Por qué es importante para el mercado
En términos mensuales, el PPI se mantuvo sin cambios, sin cumplir las expectativas de un aumento del 0,2%. La cifra mensual de junio también fue revisada al alza, de -0,3% a -0,1%, lo que muestra un panorama ligeramente más fuerte pero aún moderado para los precios al productor.
Los datos más suaves de inflación mayorista han reforzado las discusiones del mercado sobre una posible senda más lenta de la política de la Reserva Federal. Un enfriamiento sostenido en los precios al productor podría aliviar las preocupaciones sobre la inflación persistente y respaldar el caso de recortes de tasas de interés más adelante este año.
Para los activos de riesgo, incluidos Bitcoin y otras criptomonedas, estas expectativas a menudo se traducen en una mayor liquidez y un apetito por el riesgo más favorable. Los menores costos de endeudamiento tienden a fomentar la inversión especulativa, aunque los mercados también están sopesando la posibilidad de que los recortes de tasas se retrasen si los datos de inflación sorprenden nuevamente al alza.
La reacción inmediata en los mercados de criptomonedas puede ser moderada, ya que el PPI es un indicador de inflación secundario en comparación con el IPC. Aun así, los traders intradía podrían ver una mayor volatilidad en torno a las publicaciones de datos, ajustando sus posiciones según la narrativa cambiante sobre los recortes de tasas.

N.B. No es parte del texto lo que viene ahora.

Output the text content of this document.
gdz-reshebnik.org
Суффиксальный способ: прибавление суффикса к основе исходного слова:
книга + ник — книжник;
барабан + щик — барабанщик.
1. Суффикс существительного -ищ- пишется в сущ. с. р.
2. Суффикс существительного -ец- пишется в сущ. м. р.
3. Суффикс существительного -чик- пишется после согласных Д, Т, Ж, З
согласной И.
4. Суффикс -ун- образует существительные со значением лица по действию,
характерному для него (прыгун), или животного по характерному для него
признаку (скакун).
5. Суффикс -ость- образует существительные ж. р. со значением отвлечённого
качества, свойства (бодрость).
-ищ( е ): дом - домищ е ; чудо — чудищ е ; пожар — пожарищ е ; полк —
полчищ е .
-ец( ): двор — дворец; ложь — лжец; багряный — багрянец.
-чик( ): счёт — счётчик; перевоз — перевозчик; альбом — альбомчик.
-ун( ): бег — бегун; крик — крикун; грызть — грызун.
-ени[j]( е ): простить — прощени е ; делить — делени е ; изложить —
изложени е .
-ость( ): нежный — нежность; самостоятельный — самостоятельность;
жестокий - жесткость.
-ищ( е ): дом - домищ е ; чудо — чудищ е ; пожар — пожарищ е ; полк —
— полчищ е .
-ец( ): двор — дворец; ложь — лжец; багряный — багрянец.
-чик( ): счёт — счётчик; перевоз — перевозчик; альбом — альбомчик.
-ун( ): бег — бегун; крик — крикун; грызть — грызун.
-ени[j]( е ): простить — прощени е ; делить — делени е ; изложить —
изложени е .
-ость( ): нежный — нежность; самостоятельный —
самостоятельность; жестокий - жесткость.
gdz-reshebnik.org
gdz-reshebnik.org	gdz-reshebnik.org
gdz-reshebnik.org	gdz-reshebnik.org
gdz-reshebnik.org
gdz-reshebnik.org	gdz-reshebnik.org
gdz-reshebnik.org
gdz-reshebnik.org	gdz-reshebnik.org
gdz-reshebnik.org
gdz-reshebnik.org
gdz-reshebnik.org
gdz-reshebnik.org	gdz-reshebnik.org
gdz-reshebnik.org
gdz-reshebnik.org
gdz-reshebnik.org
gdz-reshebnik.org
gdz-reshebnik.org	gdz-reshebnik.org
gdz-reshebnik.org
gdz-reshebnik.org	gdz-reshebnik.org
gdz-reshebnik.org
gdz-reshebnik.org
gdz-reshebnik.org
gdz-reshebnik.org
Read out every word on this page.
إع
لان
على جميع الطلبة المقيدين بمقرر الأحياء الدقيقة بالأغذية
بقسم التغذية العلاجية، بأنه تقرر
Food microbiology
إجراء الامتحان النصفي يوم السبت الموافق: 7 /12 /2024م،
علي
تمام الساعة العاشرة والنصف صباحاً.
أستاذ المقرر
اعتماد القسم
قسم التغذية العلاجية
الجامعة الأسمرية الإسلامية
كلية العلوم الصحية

Qué deben vigilar los traders
Con la Fed monitoreando de cerca los indicadores de inflación, los próximos datos de precios al consumidor y las comunicaciones de la Fed probablemente serán más decisivos para la dirección del mercado a corto plazo. Por ahora, la lectura del PPI de julio se suma a la narrativa de una presión de precios a la baja, manteniendo vivas las esperanzas de una política monetaria más flexible.